Nach dem Großen Vaterländischen Krieg gab es in den Dörfern fast keine Kinder mehr, so dass auch die Steuer für Kolchosbauern stieg: bis zu 150 Rubel pro Jahr bei Kinderlosigkeit, 50 Rubel bei einem und 25 Rubel bei zwei Kindern. 1952 wurde die Steuer für Kolchosbauern und arme Familien abgeschafft. Sie wurde auch nicht für jene erhoben, die aus gesundheitlichen Gründen keine Kinder bekommen konnten, und für die, deren Kinder im Großen Vaterländischen Krieg gefallen, als tot oder vermisst geführt wurden.
Wurde ein Kind in einer Familie geboren oder adoptiert, entfiel die Steuerpflicht, galt aber wieder, wenn das Kind verstarb.
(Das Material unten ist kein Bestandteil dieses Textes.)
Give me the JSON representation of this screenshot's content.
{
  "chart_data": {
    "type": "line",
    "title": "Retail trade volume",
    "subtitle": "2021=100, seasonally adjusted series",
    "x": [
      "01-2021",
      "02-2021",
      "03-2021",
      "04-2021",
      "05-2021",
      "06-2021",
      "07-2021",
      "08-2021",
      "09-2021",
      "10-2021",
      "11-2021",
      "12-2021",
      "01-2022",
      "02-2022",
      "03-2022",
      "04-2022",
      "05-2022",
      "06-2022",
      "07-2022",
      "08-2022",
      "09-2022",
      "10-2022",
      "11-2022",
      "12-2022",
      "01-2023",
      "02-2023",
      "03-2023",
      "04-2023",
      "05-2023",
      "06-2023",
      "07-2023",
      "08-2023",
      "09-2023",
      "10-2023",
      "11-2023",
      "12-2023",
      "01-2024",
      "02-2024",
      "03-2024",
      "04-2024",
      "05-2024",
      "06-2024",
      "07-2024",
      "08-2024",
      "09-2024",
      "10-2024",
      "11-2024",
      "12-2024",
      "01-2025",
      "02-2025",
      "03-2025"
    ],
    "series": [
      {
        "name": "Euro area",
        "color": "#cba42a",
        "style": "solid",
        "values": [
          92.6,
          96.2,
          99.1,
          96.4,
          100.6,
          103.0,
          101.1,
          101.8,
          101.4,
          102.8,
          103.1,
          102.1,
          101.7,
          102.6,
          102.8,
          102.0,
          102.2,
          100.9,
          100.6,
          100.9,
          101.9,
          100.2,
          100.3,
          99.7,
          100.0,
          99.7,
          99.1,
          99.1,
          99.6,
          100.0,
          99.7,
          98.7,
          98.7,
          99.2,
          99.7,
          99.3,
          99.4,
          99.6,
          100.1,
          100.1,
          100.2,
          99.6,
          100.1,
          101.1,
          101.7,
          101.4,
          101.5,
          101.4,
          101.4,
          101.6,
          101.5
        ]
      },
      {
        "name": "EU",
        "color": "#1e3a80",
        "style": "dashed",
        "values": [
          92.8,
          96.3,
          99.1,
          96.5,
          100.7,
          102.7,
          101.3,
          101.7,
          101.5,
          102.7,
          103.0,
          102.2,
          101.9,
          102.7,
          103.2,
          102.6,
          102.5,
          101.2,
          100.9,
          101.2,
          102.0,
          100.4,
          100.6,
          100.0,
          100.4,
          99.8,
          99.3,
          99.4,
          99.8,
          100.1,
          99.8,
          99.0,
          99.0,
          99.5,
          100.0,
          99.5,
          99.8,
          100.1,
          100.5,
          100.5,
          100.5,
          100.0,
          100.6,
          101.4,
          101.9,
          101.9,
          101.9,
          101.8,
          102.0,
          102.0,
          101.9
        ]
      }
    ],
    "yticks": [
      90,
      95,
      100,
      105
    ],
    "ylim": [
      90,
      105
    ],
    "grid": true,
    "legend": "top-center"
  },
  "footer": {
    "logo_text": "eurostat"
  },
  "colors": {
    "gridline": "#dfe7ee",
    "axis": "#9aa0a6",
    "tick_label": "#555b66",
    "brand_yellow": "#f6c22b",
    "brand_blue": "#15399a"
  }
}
Waren die Eltern nicht standesamtlich getraut, war nur die Mutter von der Zahlung befreit.
Von 1975 bis 1985 konnte man in der UdSSR für 5 Rubel 25 Laibe Weißbrot oder 50 kg Kartoffeln kaufen oder mindestens fünfmal in der Kantine essen – mit Vorsuppe, Hauptgericht, Salat, Getränk und einem Brötchen.
Die Steuer für alle anderen Bürger wurde erst 1992 nach dem Zusammenbruch der UdSSR abgeschafft.
Während der Zeit, in der die Steuer in Kraft war, wuchs die Bevölkerung Russlands von 97 Millionen im Jahr 1946 auf 148 Millionen im Jahr 1992. Das aus den Steuern eingenommene Geld floss in den Haushalt der Union und der Republik und wurde für die Unterstützung von kinderreichen Müttern und den Bau von Waisenhäusern ausgegeben.
Russische NGOs und Vertreter der Russisch-orthodoxen Kirche schlagen immer noch vor, zur Besteuerung der Kinderlosigkeit zurückzukehren, aber die russische Regierung unterstützt solche Ideen nicht; ihrer Meinung nach fördere eine solche Maßnahme nicht das demographische Wachstum.